Hebbert said he is hoping the conversation café will inspire people to be a closer community that tries to give back.

“What I’ve read about and hope will happen here is people begin to collect in this coffee shop like setting, then they eventually go out and do things in the community,” he said. “A group I read about in Colorado set up somewhere and did oil changes for seniors, just trying to give back to humanity a little bit.”

When planning Lifetree, one of the goals was to provide a place for college age people who don’t typically aren’t a traditional church style.

“People are going to gather and talk about things that are really important to them,” Hebbert said. “What’s important to that college age generation probably isn’t what’s important to me at 60. But that doesn’t make my opinion any less valuable or their opinion any less valuable.”


Hebbert said he enjoyed the wide variety of ages he saw at the first gathering, which spanned from high schoolers to people in their sixties.

In today’s world, Hebbert thinks people don’t really talk to each other so much as they talk at each other.

“In our culture, I think one of the things we’re losing is the ability to talk to each other,” he said. “That’s pretty obvious.

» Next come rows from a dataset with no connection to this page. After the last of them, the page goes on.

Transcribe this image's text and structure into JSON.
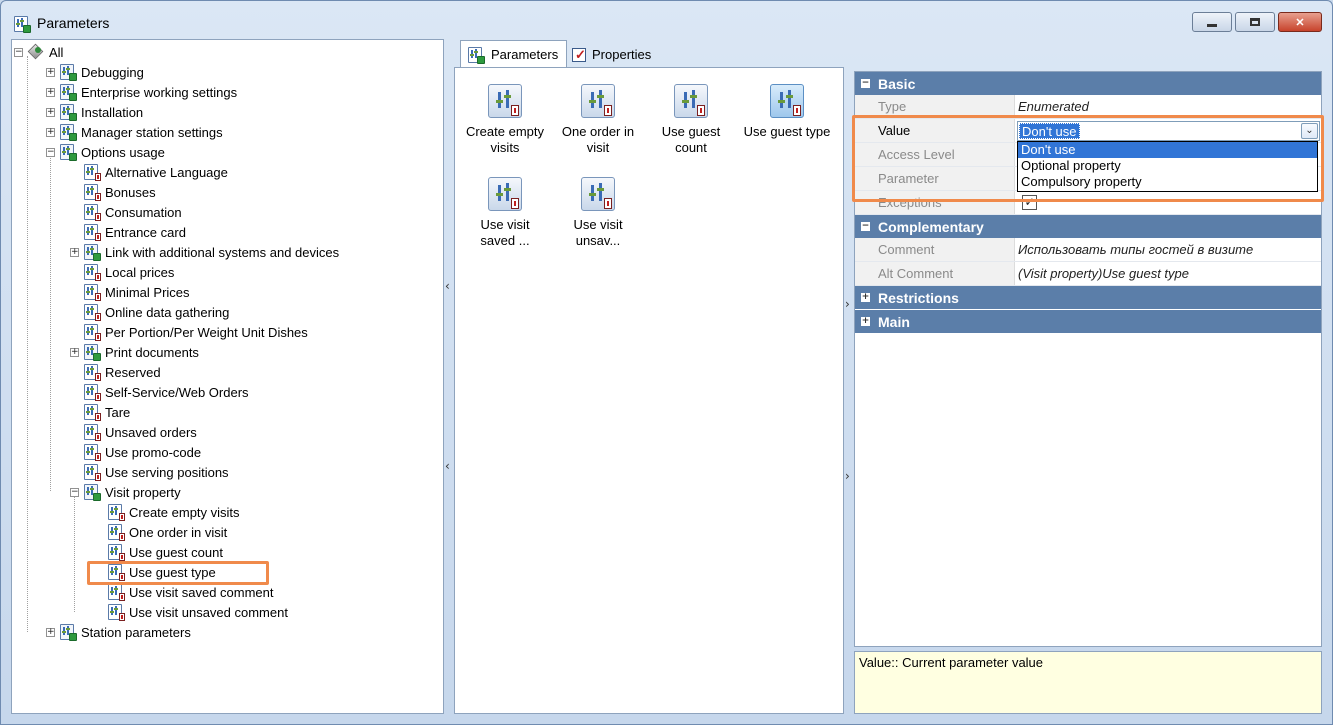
{
  "window": {
    "title": "Parameters"
  },
  "tree": {
    "root": "All",
    "items": [
      {
        "label": "Debugging"
      },
      {
        "label": "Enterprise working settings"
      },
      {
        "label": "Installation"
      },
      {
        "label": "Manager station settings"
      },
      {
        "label": "Options usage"
      },
      {
        "label": "Alternative Language"
      },
      {
        "label": "Bonuses"
      },
      {
        "label": "Consumation"
      },
      {
        "label": "Entrance card"
      },
      {
        "label": "Link with additional systems and devices"
      },
      {
        "label": "Local prices"
      },
      {
        "label": "Minimal Prices"
      },
      {
        "label": "Online data gathering"
      },
      {
        "label": "Per Portion/Per Weight Unit Dishes"
      },
      {
        "label": "Print documents"
      },
      {
        "label": "Reserved"
      },
      {
        "label": "Self-Service/Web Orders"
      },
      {
        "label": "Tare"
      },
      {
        "label": "Unsaved orders"
      },
      {
        "label": "Use promo-code"
      },
      {
        "label": "Use serving positions"
      },
      {
        "label": "Visit property"
      },
      {
        "label": "Create empty visits"
      },
      {
        "label": "One order in visit"
      },
      {
        "label": "Use guest count"
      },
      {
        "label": "Use guest type"
      },
      {
        "label": "Use visit saved comment"
      },
      {
        "label": "Use visit unsaved comment"
      },
      {
        "label": "Station parameters"
      }
    ]
  },
  "tabs": [
    {
      "label": "Parameters"
    },
    {
      "label": "Properties"
    }
  ],
  "items_view": [
    {
      "line1": "Create empty",
      "line2": "visits"
    },
    {
      "line1": "One order in",
      "line2": "visit"
    },
    {
      "line1": "Use guest",
      "line2": "count"
    },
    {
      "line1": "Use guest type",
      "line2": ""
    },
    {
      "line1": "Use visit",
      "line2": "saved ..."
    },
    {
      "line1": "Use visit",
      "line2": "unsav..."
    }
  ],
  "properties": {
    "basic": {
      "title": "Basic",
      "type_label": "Type",
      "type_value": "Enumerated",
      "value_label": "Value",
      "value_value": "Don't use",
      "access_label": "Access Level",
      "parameter_label": "Parameter",
      "exceptions_label": "Exceptions",
      "exceptions_check": "✓"
    },
    "dropdown_options": [
      "Don't use",
      "Optional property",
      "Compulsory property"
    ],
    "complementary": {
      "title": "Complementary",
      "comment_label": "Comment",
      "comment_value": "Использовать типы гостей в визите",
      "alt_comment_label": "Alt Comment",
      "alt_comment_value": "(Visit property)Use guest type"
    },
    "restrictions_title": "Restrictions",
    "main_title": "Main"
  },
  "description": "Value:: Current parameter value",
  "colors": {
    "category_bg": "#5b7ea9",
    "selection": "#3175d6",
    "highlight_box": "#f08a4b",
    "description_bg": "#ffffe1"
  }
}
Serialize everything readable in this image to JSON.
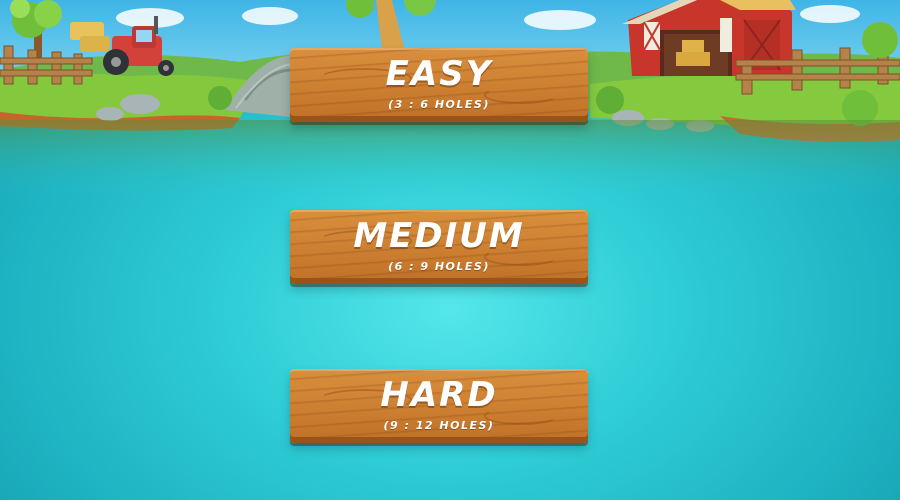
{
  "menu": {
    "easy": {
      "label": "EASY",
      "holes": "(3 : 6 HOLES)"
    },
    "medium": {
      "label": "MEDIUM",
      "holes": "(6 : 9 HOLES)"
    },
    "hard": {
      "label": "HARD",
      "holes": "(9 : 12 HOLES)"
    }
  },
  "colors": {
    "water": "#2fcdd6",
    "sky": "#4fc0e8",
    "grass": "#7cc63a",
    "plank": "#cc7f31",
    "barn": "#c8352a"
  },
  "icons": [
    "tractor-icon",
    "barn-icon",
    "tree-icon",
    "fence-icon",
    "stone-bridge-icon",
    "hay-bale-icon"
  ]
}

I also think people still need face to face community and we don’t have as much of that now that we’re in a technological social media age.”

Hebbert shared what he is hoping to accomplish with Lifetree Café.

“I’m hoping we can reach out to people that may not show up on a Sunday morning for church and let them know they’re valuable,” he said. “To minister in their lives in a way that fits the life they’re living instead of here’s what we got, take it or leave it.”

If the conversation café continues to grow, Hebbert said they plan to add it to their list of ministries they do year round.

“In fact, we already started talking that if it gets large enough we might begin to look for some venues outside of the church to host one at,” he said.

The group at the first session was a good mix of both church members and non-members.

“I was surprised at the number of non-church members we had here, but that’s really who it’s for.” Hebbert said. “I hope my church people come. I think there’s as much value for people in the church culture to be able to sit down and have a conversation with somebody that doesn’t agree with them as it is the other way.”

Hebbert said while there was lively conversation during the first session, there was not any hostility among those in attendance.

“If you handle it right, it’s okay to disagree,” he said. “You just have to disagree with respect. Even though you might completely disagree with a person’s opinion, you still value that person. We laid those ground rules down at the start.”

The disagreement is where really good things happen Hebbert said.

“I just want anybody that’s interested to know they’re welcome here,” Hebbert said. “If they’re searching for something, searching for a community, a place to just relax and be themselves, build a relationship with people based on what they’re interested in, this is a good place for them.”